Ces trois rapports, commandés par votre ministère auraient dû logiquement vous conduire à renforcer les dispositifs d'accompagnement des jeunes.

Les entreprises que nous avons auditionnées avec mon collègue François Pupponi dans le cadre de la préparation de la proposition de loi sur la politique de la ville que nous examinerons cet après-midi, nous ont confirmé que la meilleure incitation pour l'embauche de jeunes des quartiers n'était pas tant la multiplication des exonérations qu'un accompagnement renforcé jusque dans l'entreprise. Le succès des Écoles de la deuxième chance conforte ma réflexion.

Le Gouvernement souhaite mener une politique de lutte contre les décrochages à destination des 150 000 jeunes qui, chaque année, sortent du système éducatif sans diplôme ni qualification. Quels moyens envisagez-vous pour les plates-formes d'accompagnement ?

Vous avez objecté les 8 000 contrats d'autonomie et les 7 000 supplémentaires annoncés en début d'année. C'est peu sur la masse à traiter. Le contrat d'autonomie, confié à des opérateurs privés de placement – j'ai tendance à penser que c'est surtout pour cette raison que vous voulez le maintenir –, malgré son coût élevé n'a pas fait la preuve de son efficacité, comme l'attestent une étude de la DARES et notre collègue Chantal Brunel.

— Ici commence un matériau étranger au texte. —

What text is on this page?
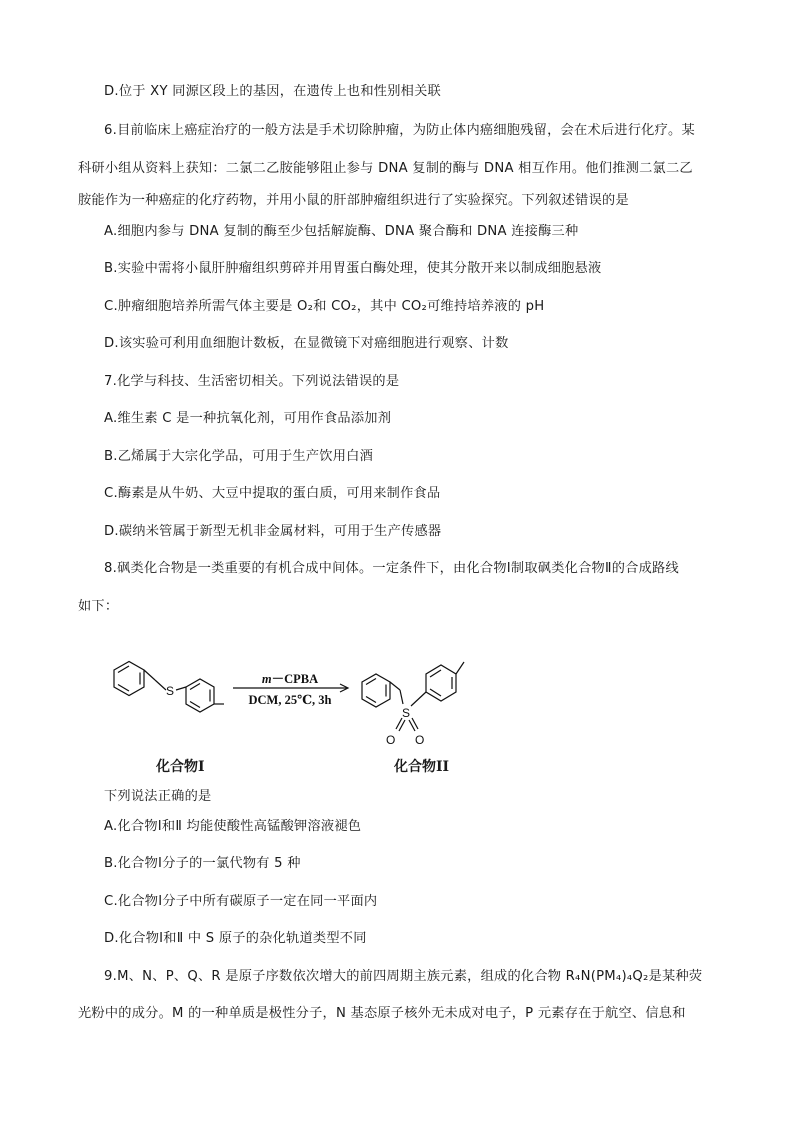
D.位于 XY 同源区段上的基因，在遗传上也和性别相关联
6.目前临床上癌症治疗的一般方法是手术切除肿瘤，为防止体内癌细胞残留，会在术后进行化疗。某
科研小组从资料上获知：二氯二乙胺能够阻止参与 DNA 复制的酶与 DNA 相互作用。他们推测二氯二乙
胺能作为一种癌症的化疗药物，并用小鼠的肝部肿瘤组织进行了实验探究。下列叙述错误的是
A.细胞内参与 DNA 复制的酶至少包括解旋酶、DNA 聚合酶和 DNA 连接酶三种
B.实验中需将小鼠肝肿瘤组织剪碎并用胃蛋白酶处理，使其分散开来以制成细胞悬液
C.肿瘤细胞培养所需气体主要是 O₂和 CO₂，其中 CO₂可维持培养液的 pH
D.该实验可利用血细胞计数板，在显微镜下对癌细胞进行观察、计数
7.化学与科技、生活密切相关。下列说法错误的是
A.维生素 C 是一种抗氧化剂，可用作食品添加剂
B.乙烯属于大宗化学品，可用于生产饮用白酒
C.酶素是从牛奶、大豆中提取的蛋白质，可用来制作食品
D.碳纳米管属于新型无机非金属材料，可用于生产传感器
8.砜类化合物是一类重要的有机合成中间体。一定条件下，由化合物Ⅰ制取砜类化合物Ⅱ的合成路线
如下：
S
S
O O
m－CPBA
DCM, 25℃, 3h
化合物I	化合物II
下列说法正确的是
A.化合物Ⅰ和Ⅱ 均能使酸性高锰酸钾溶液褪色
B.化合物Ⅰ分子的一氯代物有 5 种
C.化合物Ⅰ分子中所有碳原子一定在同一平面内
D.化合物Ⅰ和Ⅱ 中 S 原子的杂化轨道类型不同
9.M、N、P、Q、R 是原子序数依次增大的前四周期主族元素，组成的化合物 R₄N(PM₄)₄Q₂是某种荧
光粉中的成分。M 的一种单质是极性分子，N 基态原子核外无未成对电子，P 元素存在于航空、信息和
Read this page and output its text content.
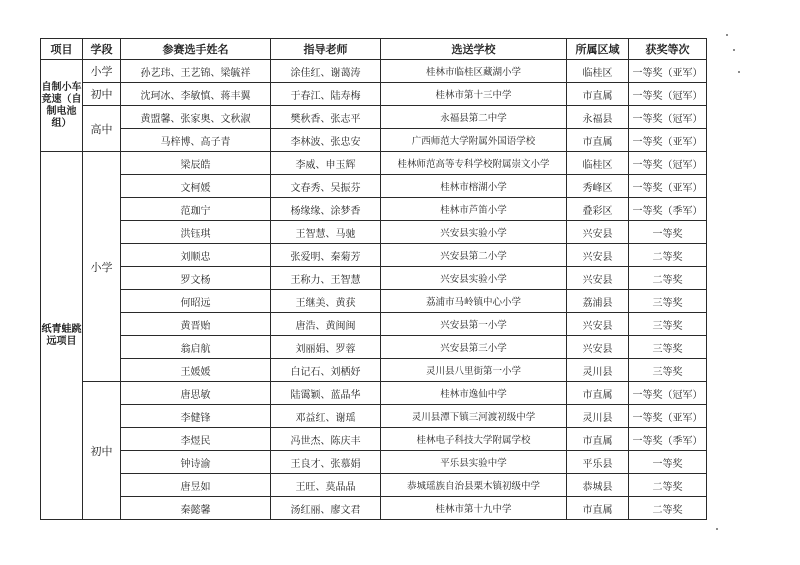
项目	学段	参赛选手姓名	指导老师	选送学校	所属区域	获奖等次
自制小车竞速（自制电池组）	小学	孙艺玮、王艺锦、梁毓祥	涂佳红、谢蔼涛	桂林市临桂区藏湖小学	临桂区	一等奖（亚军）
	初中	沈珂冰、李敏慎、蒋丰翼	于春江、陆寿梅	桂林市第十三中学	市直属	一等奖（冠军）
	高中	黄盟馨、张家奥、文秋淑	樊秋香、张志平	永福县第二中学	永福县	一等奖（冠军）
		马梓博、高子青	李林波、张忠安	广西师范大学附属外国语学校	市直属	一等奖（亚军）
纸青蛙跳远项目	小学	梁辰皓	李威、申玉辉	桂林师范高等专科学校附属崇文小学	临桂区	一等奖（冠军）
		文柯媛	文春秀、吴振芬	桂林市榕湖小学	秀峰区	一等奖（亚军）
		范珈宁	杨缘缘、涂梦香	桂林市芦笛小学	叠彩区	一等奖（季军）
		洪钰琪	王智慧、马驰	兴安县实验小学	兴安县	一等奖
		刘顺忠	张爱明、秦菊芳	兴安县第二小学	兴安县	二等奖
		罗文杨	王称力、王智慧	兴安县实验小学	兴安县	二等奖
		何昭远	王继美、黄获	荔浦市马岭镇中心小学	荔浦县	三等奖
		黄晋贻	唐浩、黄闽闽	兴安县第一小学	兴安县	三等奖
		翁启航	刘丽娟、罗蓉	兴安县第三小学	兴安县	三等奖
		王媛媛	白记石、刘栖妤	灵川县八里街第一小学	灵川县	三等奖
	初中	唐思敏	陆霭颖、蓝晶华	桂林市逸仙中学	市直属	一等奖（冠军）
		李健锋	邓益红、谢瑶	灵川县潭下镇三河渡初级中学	灵川县	一等奖（亚军）
		李煜民	冯世杰、陈庆丰	桂林电子科技大学附属学校	市直属	一等奖（季军）
		钟诗渝	王良才、张慕娟	平乐县实验中学	平乐县	一等奖
		唐昱如	王旺、莫晶晶	恭城瑶族自治县栗木镇初级中学	恭城县	二等奖
		秦懿馨	汤红丽、廖文君	桂林市第十九中学	市直属	二等奖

Ne serait-il pas plus pertinent de fusionner ces divers dispositifs, notamment le contrat d'autonomie et le CIVIS pour permettre d'orienter les jeunes les plus éloignés de l'emploi vers une sorte de dispositif « nouvelle chance » confié aux missions locales – cela ne vous surprendra pas de ma part – consistant, sous réserve d'un engagement du jeune, à le faire bénéficier d'un accompagnement renforcé, d'un parcours de formation et d'une allocation jusqu'à l'obtention d'un premier emploi et pour les autres, ceux qui sont dans une sorte d'intermittence avec l'emploi, de bénéficier d'un suivi qui peut aller jusque dans l'entreprise ?

Debut de section - PermalienXavier Bertrand, ministre du travail, de l'emploi et de la santé

Deux minutes, c'est bien court, monsieur Gille ! Ainsi, vous n'avez pas eu le temps de mentionner que, dans le rapport 2010 de l'IGF, les résultats des missions locales en termes d'insertion vont de 13 à 62 %. S'il y en a qui connaissent ce sujet sur le bout des doigts, c'est vous, ainsi que Bernard Perrut. Vous le saviez, mais vous n'avez pas eu le temps de le dire…

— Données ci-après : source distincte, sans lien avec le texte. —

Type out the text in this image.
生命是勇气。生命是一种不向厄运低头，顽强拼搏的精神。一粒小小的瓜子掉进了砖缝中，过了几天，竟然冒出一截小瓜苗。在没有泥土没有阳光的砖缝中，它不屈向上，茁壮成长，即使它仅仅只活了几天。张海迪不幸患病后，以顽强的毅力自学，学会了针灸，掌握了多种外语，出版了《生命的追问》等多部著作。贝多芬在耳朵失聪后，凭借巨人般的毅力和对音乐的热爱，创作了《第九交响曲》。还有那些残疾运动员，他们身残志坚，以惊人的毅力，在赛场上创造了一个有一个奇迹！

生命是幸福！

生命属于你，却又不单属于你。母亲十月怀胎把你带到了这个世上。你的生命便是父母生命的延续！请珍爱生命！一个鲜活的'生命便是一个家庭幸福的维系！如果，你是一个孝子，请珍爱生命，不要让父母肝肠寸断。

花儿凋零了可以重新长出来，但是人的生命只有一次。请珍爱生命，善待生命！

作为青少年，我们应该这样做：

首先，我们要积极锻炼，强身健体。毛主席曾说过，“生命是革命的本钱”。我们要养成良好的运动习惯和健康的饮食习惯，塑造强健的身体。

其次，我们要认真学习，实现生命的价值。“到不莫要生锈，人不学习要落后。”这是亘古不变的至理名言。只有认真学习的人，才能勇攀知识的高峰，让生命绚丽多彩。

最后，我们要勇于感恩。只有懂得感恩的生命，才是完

Parlementaires ne manquant aucune minute des débats sur les financements et les budgets. vous savez tous qu'il n'y a pas de baisse des crédits programmés pour 2011. Les notifications sont identiques à celles de 2010.

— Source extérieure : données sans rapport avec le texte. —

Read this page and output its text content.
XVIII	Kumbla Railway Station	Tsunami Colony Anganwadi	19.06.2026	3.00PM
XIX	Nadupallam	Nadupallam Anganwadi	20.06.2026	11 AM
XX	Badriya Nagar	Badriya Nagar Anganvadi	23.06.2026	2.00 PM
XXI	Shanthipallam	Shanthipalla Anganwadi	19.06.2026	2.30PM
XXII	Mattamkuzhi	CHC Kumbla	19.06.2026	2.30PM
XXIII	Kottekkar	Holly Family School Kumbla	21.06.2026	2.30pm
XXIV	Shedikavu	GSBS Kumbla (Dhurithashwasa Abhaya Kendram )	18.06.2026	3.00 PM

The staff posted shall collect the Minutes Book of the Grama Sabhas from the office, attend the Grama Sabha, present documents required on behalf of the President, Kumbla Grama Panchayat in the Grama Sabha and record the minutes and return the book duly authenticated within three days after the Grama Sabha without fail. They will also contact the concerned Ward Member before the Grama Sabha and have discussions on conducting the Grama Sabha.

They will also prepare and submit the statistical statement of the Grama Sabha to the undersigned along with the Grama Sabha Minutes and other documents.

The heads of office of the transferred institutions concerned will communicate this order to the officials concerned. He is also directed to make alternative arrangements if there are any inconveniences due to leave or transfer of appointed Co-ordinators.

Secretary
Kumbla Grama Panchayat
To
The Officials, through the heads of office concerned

Debut de section - PermalienXavier Bertrand, ministre du travail, de l'emploi et de la santé

Le plan d'urgence c'était au coeur de la crise. Compte tenu des impératifs que tout le monde connaît, si demain, vous étiez à ma place – ce que je ne souhaite pas pour des raisons politiques et quant aux choix que vous proposeriez –, vous verriez que les discours ne dureraient qu'un temps. Lorsqu'il y a un dispositif exceptionnel au coeur de la crise, vous ne pouvez pas le prolonger lorsque vous approchez de la sortie de crise. Pour nos concitoyens, la sortie de crise sera clairement caractérisée par la baisse du chômage, mois après mois, de façon conséquente. La meilleure réponse aux problèmes de pouvoir d'achat est d'abord l'emploi. Je ne me tromperai pas sur la notion de sortie de crise. Derrière tout cela les crédits sont les mêmes. Cela dit, j'ai indiqué devant l'assemblée plénière du Conseil national des missions locales que l'on pouvait vérifier dans les négociations, les conventions par région et parfois au sein d'une même région.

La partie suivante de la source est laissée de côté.